Wenn ich Familien begleite – ein achtsamer Blick hinter die Tür
- Tina Haldi
- 1. Juni
- 2 Min. Lesezeit
Es ist ein besonderer Moment, wenn ich eingeladen werde, eine Familie in ihrem Zuhause zu begleiten. Kein Beratungsraum, kein neutraler Boden – sondern der ganz persönliche Raum, in dem Alltag gelebt wird. Genau das ist für mich ein Geschenk. Und gleichzeitig ein Auftrag: behutsam zu sein, respektvoll, zurückhaltend, offen. Ich weiss, wie verletzlich dieser Rahmen sein kann.
Wenn ich bei einer Familie zu Hause bin, bin ich mitten im echten Leben. Ich sehe, höre, spüre viel. Und ich weiss: Ich bin zu Gast. Nicht als Beobachterin – sondern als jemand, der eingeladen wurde, ein Stück Weg gemeinsam zu gehen. Das braucht Vertrauen. Und das entsteht nur durch echte Begegnung.
Oft kommen Familien zu mir, die schon viel erlebt haben. Viel nicht gehört wurden. Immer wieder abgewiesen. Immer wieder das Gefühl: „Mit uns stimmt etwas nicht.“Dabei spüren sie doch ganz genau, dass da etwas ist. Nur: Das System hat dafür oft noch keinen Namen.
Eltern, die in ihren Kindern Dinge erkennen, die andere (noch) nicht sehen. Kinder, die aus dem Raster fallen. Familien, die müde sind vom Erklären und doch immer weiterkämpfen. Manchmal mit Diagnosen, manchmal ohne. Manchmal mit halben Antworten und vielen Fragezeichen. Und dann stehen sie da – mutig, ehrlich, erschöpft – und suchen jemanden, der nicht fragt: „Was passt hier nicht?“Sondern: „Wie kann es für euch wertvoller werden?“ Dieser wundervolle Unterschied durfte ich von Claudia Rittinghaus lernen, mit ihr arbeite ich bei Skogglade. Es ist so ein schöner Ansatz, es muss nicht gut gemacht werden, sondern wertvoller, so kann sich mehr Entspannung einstellen.

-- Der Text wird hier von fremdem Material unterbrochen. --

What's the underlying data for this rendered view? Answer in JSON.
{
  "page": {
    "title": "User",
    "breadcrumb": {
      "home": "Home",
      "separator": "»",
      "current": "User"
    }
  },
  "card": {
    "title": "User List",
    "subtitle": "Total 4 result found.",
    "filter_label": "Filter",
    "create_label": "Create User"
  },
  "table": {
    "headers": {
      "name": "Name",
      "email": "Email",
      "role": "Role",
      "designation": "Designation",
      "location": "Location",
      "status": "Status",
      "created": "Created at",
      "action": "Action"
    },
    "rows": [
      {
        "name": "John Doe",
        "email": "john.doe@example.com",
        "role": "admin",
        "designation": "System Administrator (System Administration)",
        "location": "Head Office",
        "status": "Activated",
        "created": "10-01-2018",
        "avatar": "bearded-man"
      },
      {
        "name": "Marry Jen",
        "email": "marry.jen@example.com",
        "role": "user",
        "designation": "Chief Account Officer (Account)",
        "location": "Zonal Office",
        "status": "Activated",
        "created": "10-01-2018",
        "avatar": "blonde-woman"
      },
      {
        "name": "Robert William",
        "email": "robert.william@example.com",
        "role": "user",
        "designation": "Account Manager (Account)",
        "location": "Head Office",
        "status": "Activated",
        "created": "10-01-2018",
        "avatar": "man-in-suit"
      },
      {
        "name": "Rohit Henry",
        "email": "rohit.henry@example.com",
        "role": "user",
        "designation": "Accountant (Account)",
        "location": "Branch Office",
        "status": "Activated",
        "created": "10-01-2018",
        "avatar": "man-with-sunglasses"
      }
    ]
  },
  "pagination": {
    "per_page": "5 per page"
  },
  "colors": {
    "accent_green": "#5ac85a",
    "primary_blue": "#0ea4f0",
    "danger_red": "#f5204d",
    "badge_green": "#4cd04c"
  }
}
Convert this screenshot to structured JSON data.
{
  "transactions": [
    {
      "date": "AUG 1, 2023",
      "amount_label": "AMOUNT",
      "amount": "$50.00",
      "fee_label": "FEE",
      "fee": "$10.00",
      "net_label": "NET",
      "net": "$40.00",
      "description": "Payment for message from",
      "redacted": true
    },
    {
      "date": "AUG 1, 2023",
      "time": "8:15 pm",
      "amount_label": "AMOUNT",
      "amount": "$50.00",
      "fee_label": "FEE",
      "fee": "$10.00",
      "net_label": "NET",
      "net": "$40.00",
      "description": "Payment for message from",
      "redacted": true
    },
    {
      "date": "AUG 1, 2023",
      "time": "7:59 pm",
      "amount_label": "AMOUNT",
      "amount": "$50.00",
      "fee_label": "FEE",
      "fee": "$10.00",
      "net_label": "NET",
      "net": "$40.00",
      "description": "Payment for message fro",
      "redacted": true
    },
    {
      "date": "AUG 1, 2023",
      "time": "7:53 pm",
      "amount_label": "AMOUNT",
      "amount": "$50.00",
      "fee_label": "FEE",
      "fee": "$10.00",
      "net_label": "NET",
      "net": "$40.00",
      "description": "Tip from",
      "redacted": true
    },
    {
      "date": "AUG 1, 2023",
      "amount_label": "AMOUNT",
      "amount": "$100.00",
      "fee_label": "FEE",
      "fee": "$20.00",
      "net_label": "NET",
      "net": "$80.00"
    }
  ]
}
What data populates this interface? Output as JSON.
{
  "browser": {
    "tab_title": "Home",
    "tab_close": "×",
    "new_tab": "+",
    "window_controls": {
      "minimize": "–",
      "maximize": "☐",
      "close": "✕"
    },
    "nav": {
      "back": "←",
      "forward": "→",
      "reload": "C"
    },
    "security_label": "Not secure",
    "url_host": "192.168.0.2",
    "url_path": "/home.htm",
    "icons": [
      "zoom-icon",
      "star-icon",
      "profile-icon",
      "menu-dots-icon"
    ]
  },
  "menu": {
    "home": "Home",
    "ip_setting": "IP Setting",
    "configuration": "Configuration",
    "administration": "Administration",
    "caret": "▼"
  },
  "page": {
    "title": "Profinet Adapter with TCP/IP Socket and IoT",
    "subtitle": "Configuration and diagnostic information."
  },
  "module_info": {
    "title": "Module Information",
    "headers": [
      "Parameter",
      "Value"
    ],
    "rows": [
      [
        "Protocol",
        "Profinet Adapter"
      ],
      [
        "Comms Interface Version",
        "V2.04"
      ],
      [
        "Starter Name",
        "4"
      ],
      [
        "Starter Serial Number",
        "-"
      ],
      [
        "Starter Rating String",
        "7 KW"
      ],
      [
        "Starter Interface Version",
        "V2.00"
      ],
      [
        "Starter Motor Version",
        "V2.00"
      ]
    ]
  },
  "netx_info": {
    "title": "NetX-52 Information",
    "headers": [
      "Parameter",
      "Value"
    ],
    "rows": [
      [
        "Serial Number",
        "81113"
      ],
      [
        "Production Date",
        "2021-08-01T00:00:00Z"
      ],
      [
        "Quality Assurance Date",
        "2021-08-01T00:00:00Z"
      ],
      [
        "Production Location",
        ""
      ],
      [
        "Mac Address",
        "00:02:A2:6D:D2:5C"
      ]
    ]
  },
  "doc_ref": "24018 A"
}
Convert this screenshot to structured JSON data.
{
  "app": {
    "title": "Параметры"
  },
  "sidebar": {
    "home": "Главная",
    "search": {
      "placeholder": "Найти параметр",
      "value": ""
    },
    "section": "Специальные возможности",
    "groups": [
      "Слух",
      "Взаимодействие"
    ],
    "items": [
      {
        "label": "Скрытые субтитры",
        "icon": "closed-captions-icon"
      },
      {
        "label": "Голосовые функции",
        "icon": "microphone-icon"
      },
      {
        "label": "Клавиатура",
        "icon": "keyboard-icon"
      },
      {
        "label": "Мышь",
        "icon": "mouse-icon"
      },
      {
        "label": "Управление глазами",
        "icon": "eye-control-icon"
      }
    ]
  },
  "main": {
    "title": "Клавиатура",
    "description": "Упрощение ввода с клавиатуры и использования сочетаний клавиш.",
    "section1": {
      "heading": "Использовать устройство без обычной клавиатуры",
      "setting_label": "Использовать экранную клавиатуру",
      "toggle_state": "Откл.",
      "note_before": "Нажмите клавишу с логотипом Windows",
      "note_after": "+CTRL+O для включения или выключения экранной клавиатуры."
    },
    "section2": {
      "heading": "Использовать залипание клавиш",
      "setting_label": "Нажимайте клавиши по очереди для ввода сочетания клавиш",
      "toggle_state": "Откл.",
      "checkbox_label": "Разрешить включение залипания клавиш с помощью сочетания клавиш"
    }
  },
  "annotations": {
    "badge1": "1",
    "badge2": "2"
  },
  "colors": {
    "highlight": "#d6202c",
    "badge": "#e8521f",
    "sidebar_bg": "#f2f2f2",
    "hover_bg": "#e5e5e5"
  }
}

In meinem Coaching ist genau das mein Ansatz. Ich muss keine Diagnose abwarten, um zu verstehen, dass es da Themen gibt. Ich arbeite mit dem, was da ist. Mit dem, was sichtbar wird. Und mit dem, was zwischen den Zeilen liegt.
Gemeinsam finden wir heraus, was jetzt hilft. Was möglich ist. Was gut tut. Manchmal sind es kleine Schritte. Manchmal ein ganz neuer Blick auf das, was war. Aber immer geht es darum, dass sich etwas lichtet. Dass Verständnis wächst. Und dass die Familie sich nicht mehr so allein fühlt.
Ich wünsche mir, dass Neurodiversität mehr Raum bekommt. Dass es normal wird, verschieden zu sein. Dass Familien gesehen werden – auch wenn sie nicht ins System passen. Gerade dann.
Denn genau dort beginnt oft das Wertvollste.